Ladd  didn't  change  his  expression,  the  one  that  over the  years riveted Veronica  Lake,  Brian Donlevy, William Bendix, Preston Foster,  Laird Cregar, other actors and millions of moviegoers.

"I said it's okay," he said. He looked through them while instructing us, "Come on."

He  signed  autographs for everyone who had made the run. Nervous  hounds who had  stayed behind the gate because of the ushers  quickly  covered  the thirty yards  distance  to Ladd.  He signed for them, and he posed for  the cameras.

The ushers, roundly defeated, could only look on. And Ladd left only when  he knew all the hounds had been satisfied, adding a polite "Thank you" to us and to the ushers.

I  encountered  Ladd  a  few years later outside  Paramount Studios,  at the DeMille Gate, and  my memory went immediately to that scene on the steps—

The star sides with the kids against their natural enemies, the ushers.      

As  he  signed for me again, I realized that I had grown  over those  summers since NBC.  I was now taller than he was.      

Or so it seemed.

Today, upon reflection, I know I was wrong.

Alan Ladd has always been ten feet tall.

Rosie says "Arf"


Kaye Wilkinson Barley - Meanderings and Muses said...

Bob - Welcome!! What a terrific piece this is! LOVE it, and love having you here.
Thanks much,

Anonymous said...

Great blog, Bob! Love your Alan Ladd story, and I can hardly wait to get my hands on A RHUMBA IN WALTZ TIME!

Pat Browning

Kate Thornton said...

I just want to brag - I once hugged Bob, in front of his wife, at a Swedish Midsummer Night party in Pasadena thrown by writer Tama Ryder & her gorgeous Swedish husband.

I love Bob and his work. And he's a damn fine hugger, too.


Tom Sawyer said...

Delicious blog, Bob.
Many thanks - for it, and for your friendship
Tom Sawyer

Marilyn Meredith a.k.a. F. M. Meredith said...

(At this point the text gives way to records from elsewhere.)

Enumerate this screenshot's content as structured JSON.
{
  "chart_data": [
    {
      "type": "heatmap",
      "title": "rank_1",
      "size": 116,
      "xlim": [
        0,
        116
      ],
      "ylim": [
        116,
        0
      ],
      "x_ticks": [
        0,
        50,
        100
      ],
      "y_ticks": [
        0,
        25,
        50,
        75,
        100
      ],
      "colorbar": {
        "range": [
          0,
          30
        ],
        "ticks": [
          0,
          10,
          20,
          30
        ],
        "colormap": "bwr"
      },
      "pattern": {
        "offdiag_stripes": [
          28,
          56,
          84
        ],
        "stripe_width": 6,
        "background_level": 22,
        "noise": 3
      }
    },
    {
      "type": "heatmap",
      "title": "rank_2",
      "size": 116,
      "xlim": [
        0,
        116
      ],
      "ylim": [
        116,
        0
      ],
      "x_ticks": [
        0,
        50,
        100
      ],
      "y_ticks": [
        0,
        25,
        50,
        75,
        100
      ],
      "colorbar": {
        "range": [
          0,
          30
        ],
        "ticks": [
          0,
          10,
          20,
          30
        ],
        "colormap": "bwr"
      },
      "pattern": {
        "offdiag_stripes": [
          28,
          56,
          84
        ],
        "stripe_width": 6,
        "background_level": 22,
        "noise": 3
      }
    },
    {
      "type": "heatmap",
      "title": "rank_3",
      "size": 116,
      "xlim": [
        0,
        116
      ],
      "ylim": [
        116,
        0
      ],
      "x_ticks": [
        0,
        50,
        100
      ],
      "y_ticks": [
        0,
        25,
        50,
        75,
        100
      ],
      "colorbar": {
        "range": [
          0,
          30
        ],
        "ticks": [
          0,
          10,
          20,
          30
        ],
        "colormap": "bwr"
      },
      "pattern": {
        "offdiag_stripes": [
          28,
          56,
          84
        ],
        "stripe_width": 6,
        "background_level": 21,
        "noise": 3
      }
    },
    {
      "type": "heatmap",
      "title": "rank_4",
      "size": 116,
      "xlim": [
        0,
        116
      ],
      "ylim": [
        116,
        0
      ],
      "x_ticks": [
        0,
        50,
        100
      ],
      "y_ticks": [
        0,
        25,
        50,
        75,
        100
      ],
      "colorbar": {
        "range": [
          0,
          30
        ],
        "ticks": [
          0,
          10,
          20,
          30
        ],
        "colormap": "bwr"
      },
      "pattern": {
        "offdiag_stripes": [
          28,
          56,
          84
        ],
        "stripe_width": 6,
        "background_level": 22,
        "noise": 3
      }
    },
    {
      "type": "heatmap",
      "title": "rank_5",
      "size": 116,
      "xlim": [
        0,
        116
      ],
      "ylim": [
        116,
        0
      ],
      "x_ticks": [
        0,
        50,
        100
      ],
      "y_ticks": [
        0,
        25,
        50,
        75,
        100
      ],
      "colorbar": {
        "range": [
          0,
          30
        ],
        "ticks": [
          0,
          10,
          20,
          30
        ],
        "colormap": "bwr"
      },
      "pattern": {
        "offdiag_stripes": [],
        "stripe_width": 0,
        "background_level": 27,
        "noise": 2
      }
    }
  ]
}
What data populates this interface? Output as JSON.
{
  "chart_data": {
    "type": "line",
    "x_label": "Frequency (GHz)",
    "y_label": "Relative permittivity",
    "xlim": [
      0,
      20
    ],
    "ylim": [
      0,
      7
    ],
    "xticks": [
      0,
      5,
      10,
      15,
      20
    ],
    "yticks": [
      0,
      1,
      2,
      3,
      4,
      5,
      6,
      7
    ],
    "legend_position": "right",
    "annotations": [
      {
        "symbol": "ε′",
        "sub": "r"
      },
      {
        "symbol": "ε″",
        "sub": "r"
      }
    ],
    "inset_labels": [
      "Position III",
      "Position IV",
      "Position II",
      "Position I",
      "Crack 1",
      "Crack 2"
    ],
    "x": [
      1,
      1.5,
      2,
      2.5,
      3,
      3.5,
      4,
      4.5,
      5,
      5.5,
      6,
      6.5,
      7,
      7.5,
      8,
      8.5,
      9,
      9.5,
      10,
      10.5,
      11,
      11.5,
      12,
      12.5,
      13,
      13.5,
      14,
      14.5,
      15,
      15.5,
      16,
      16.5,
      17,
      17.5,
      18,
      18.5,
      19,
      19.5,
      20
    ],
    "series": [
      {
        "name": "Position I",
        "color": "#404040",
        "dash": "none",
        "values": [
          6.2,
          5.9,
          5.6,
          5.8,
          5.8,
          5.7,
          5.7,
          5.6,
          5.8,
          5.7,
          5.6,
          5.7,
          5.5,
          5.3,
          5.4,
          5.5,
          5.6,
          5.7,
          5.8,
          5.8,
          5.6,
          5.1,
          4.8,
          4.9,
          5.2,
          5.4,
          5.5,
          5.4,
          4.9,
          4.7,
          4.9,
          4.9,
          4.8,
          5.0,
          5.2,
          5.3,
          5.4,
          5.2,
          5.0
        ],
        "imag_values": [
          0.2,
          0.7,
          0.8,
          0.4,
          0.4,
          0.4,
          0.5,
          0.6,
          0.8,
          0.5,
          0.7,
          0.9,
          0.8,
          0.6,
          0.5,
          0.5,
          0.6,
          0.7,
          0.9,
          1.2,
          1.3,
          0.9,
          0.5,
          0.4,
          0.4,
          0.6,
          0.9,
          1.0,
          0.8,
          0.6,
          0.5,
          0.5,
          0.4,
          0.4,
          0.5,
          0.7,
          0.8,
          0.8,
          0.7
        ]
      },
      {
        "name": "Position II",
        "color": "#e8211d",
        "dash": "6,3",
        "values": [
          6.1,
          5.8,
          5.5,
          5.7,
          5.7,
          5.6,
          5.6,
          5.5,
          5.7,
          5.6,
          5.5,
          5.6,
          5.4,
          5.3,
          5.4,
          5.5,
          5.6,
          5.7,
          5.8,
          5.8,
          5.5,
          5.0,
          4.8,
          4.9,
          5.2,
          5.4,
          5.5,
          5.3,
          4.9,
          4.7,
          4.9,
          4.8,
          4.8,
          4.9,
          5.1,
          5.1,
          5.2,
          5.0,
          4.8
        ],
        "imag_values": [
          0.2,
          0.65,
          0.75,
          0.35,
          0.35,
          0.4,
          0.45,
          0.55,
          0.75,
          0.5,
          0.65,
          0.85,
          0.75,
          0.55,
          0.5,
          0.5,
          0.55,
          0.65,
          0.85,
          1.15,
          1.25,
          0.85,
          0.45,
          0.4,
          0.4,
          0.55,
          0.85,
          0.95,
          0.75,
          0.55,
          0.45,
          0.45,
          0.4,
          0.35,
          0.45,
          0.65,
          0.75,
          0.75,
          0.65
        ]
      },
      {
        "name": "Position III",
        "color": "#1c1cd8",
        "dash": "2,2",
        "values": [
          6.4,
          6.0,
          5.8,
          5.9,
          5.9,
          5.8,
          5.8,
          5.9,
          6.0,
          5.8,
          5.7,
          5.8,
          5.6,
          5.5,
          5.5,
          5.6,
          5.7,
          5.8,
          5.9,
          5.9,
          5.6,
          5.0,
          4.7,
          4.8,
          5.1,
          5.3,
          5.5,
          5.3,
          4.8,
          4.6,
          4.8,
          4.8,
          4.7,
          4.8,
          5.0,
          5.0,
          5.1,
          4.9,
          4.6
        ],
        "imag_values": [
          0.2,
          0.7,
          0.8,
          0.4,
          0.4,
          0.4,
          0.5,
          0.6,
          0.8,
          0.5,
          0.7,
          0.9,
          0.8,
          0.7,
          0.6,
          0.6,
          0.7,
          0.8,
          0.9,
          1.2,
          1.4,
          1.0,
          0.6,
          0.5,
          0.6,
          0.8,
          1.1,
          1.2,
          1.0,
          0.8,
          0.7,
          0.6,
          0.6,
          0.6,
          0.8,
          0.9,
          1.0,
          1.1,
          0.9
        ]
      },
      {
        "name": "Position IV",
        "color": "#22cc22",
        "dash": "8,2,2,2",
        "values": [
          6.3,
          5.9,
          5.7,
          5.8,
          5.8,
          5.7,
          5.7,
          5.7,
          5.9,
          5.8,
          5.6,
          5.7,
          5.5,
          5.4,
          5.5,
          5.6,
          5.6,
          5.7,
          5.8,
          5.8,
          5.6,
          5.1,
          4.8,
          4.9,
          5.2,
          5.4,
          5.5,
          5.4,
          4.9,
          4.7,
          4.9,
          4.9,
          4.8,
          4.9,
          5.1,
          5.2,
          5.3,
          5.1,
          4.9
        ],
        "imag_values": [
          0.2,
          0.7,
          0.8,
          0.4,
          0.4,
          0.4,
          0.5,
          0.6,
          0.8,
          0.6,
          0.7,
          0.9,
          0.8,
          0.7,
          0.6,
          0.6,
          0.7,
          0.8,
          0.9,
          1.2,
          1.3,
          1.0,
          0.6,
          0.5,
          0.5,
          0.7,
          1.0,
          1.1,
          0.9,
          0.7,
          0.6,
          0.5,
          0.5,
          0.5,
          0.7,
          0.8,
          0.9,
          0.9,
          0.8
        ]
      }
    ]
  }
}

Hi, Bob, I did much the same thing as a kid though I went to the Lux Radio Theater perfomances and hung around the parking lot when the stars came out. I was "in love" with Van Johnson (I think I was 12), he eluded me, got into his car and drove off. I ran after him down the middle of the street and caught him at the stop light--and yes,he signed my autograph book.


Rochelle Staab said...

Your story about autographs is so timely, Bob. In these days of Kindle and Nook, with nowhere for an author to sign for the readers, wouldn't it be fun to bring back autograph books?

So great to see you here. I'm excited to read your new book. No one writes the backstage of Hollywood and brings it to life like you do!

Dick Lochte said...

Very nice, Bob. Glad to hear about Ladd who was always a favorite of mine when I was a kid.